Changing the law is another effort that poultry industry groups are working on. House bill 4341 had 173 co-sponsors in early July, and several senators have agreed to sponsor this legislation in the senate. The legislation would clarify the intent of Congress, that it did not intend the incidental, low volume release of chemical constituents of manure or litter to be subject to these regulations. Basically the bill says that natural emissions, whether to the air, land or water, done as part of a normal agricultural operation are not subject to the release reporting and clean-up provisions of these laws.

Starkey said, “This would not allow doing things like dumping litter in a ditch which is a clear violation of the Clean Water Act with substantial penalties already in place, but the release of phosphorous as a nutrient by spreading litter on a field would be exempted. Similarly, the incidental release of ammonia from poultry housing emissions would not trigger the application of EPCRA/CERCLA enforcement.”

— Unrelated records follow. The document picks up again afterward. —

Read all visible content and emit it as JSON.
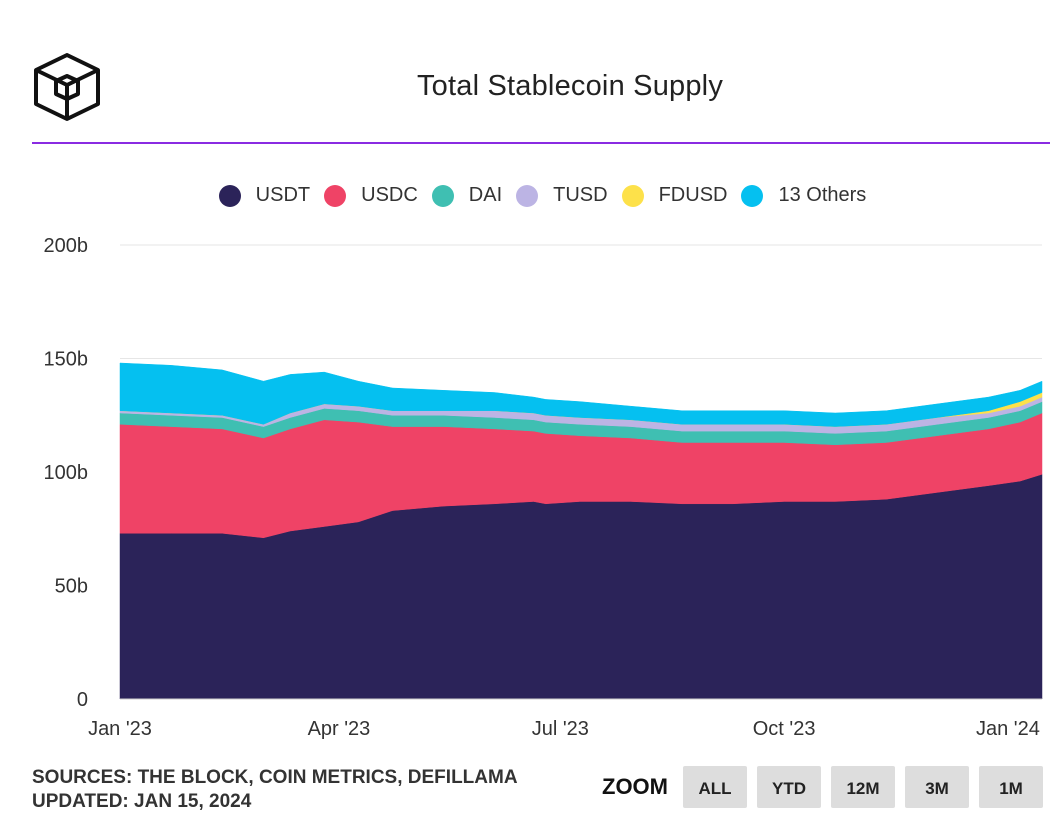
{
  "title": "Total Stablecoin Supply",
  "colors": {
    "accent_rule": "#8a2be2",
    "USDT": "#2b2359",
    "USDC": "#ef4366",
    "DAI": "#3fbfb2",
    "TUSD": "#bcb4e4",
    "FDUSD": "#fde14a",
    "Others": "#05c0f0",
    "logo": "#111111"
  },
  "logo_icon": "cube-icon",
  "legend": [
    {
      "label": "USDT",
      "color_key": "USDT"
    },
    {
      "label": "USDC",
      "color_key": "USDC"
    },
    {
      "label": "DAI",
      "color_key": "DAI"
    },
    {
      "label": "TUSD",
      "color_key": "TUSD"
    },
    {
      "label": "FDUSD",
      "color_key": "FDUSD"
    },
    {
      "label": "13 Others",
      "color_key": "Others"
    }
  ],
  "footer": {
    "sources": "SOURCES: THE BLOCK, COIN METRICS, DEFILLAMA",
    "updated": "UPDATED: JAN 15, 2024"
  },
  "zoom": {
    "label": "ZOOM",
    "buttons": [
      "ALL",
      "YTD",
      "12M",
      "3M",
      "1M"
    ]
  },
  "chart_data": {
    "type": "area",
    "stacked": true,
    "title": "Total Stablecoin Supply",
    "unit": "billion USD",
    "ylim": [
      0,
      200
    ],
    "y_ticks": [
      0,
      50,
      100,
      150,
      200
    ],
    "y_tick_labels": [
      "0",
      "50b",
      "100b",
      "150b",
      "200b"
    ],
    "x_range": [
      "2023-01-01",
      "2024-01-15"
    ],
    "x_ticks": [
      {
        "date": "2023-01-01",
        "label": "Jan '23"
      },
      {
        "date": "2023-04-01",
        "label": "Apr '23"
      },
      {
        "date": "2023-07-01",
        "label": "Jul '23"
      },
      {
        "date": "2023-10-01",
        "label": "Oct '23"
      },
      {
        "date": "2024-01-01",
        "label": "Jan '24"
      }
    ],
    "grid": true,
    "legend_position": "top",
    "x": [
      "2023-01-01",
      "2023-01-22",
      "2023-02-12",
      "2023-03-01",
      "2023-03-12",
      "2023-03-26",
      "2023-04-09",
      "2023-04-23",
      "2023-05-14",
      "2023-06-04",
      "2023-06-20",
      "2023-06-25",
      "2023-07-09",
      "2023-07-30",
      "2023-08-20",
      "2023-09-10",
      "2023-10-01",
      "2023-10-22",
      "2023-11-12",
      "2023-12-03",
      "2023-12-24",
      "2024-01-06",
      "2024-01-15"
    ],
    "series": [
      {
        "name": "USDT",
        "values": [
          73,
          73,
          73,
          71,
          74,
          76,
          78,
          83,
          85,
          86,
          87,
          86,
          87,
          87,
          86,
          86,
          87,
          87,
          88,
          91,
          94,
          96,
          99
        ]
      },
      {
        "name": "USDC",
        "values": [
          48,
          47,
          46,
          44,
          45,
          47,
          44,
          37,
          35,
          33,
          31,
          31,
          29,
          28,
          27,
          27,
          26,
          25,
          25,
          25,
          25,
          26,
          27
        ]
      },
      {
        "name": "DAI",
        "values": [
          5,
          5,
          5,
          5,
          5,
          5,
          5,
          5,
          5,
          5,
          5,
          5,
          5,
          5,
          5,
          5,
          5,
          5,
          5,
          5,
          5,
          5,
          5
        ]
      },
      {
        "name": "TUSD",
        "values": [
          1,
          1,
          1,
          1,
          2,
          2,
          2,
          2,
          2,
          3,
          3,
          3,
          3,
          3,
          3,
          3,
          3,
          3,
          3,
          3,
          2,
          2,
          2
        ]
      },
      {
        "name": "FDUSD",
        "values": [
          0,
          0,
          0,
          0,
          0,
          0,
          0,
          0,
          0,
          0,
          0,
          0,
          0,
          0,
          0,
          0,
          0,
          0,
          0,
          0,
          1,
          2,
          2
        ]
      },
      {
        "name": "13 Others",
        "values": [
          21,
          21,
          20,
          19,
          17,
          14,
          11,
          10,
          9,
          8,
          7,
          7,
          7,
          6,
          6,
          6,
          6,
          6,
          6,
          6,
          6,
          5,
          5
        ]
      }
    ]
  }
}
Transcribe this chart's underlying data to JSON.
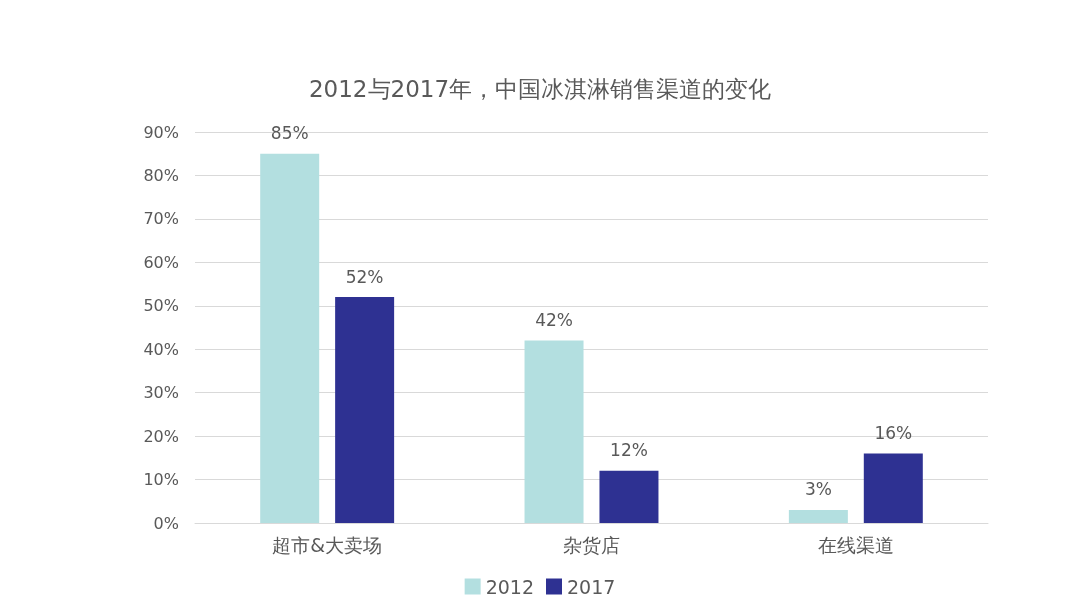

While support for HR 4341 has been strong – thanks in no small part to the efforts of NCC and NTF – it’s too early to predict the outcome of the effort. While getting the law clarified may be the most difficult remedy for the poultry industry to accomplish, it is the remedy which would provide the most protection now and in the future.

The third effort that the industry has made is the petition, which was filed with EPA on August 4, 2005; it asks that ammonia release from poultry houses be exempted from emergency release reporting requirements under CERCLA/EPCRA. This petition is specific to ammonia, so it provides no protection from the Oklahoma Attorney General lawsuits.

What happens regarding these three initiatives could have a dramatic impact on the future of the USA poultry industry. Starkey said, “I hope that common sense prevails, and for animal agriculture I think that it has to prevail on this overall CERCLA application that has taken place over the last few years. If we don’t get some sort of reasonable accommodation, these lawsuits are just going to continue, and the competitiveness of American animal agriculture is going to suffer.”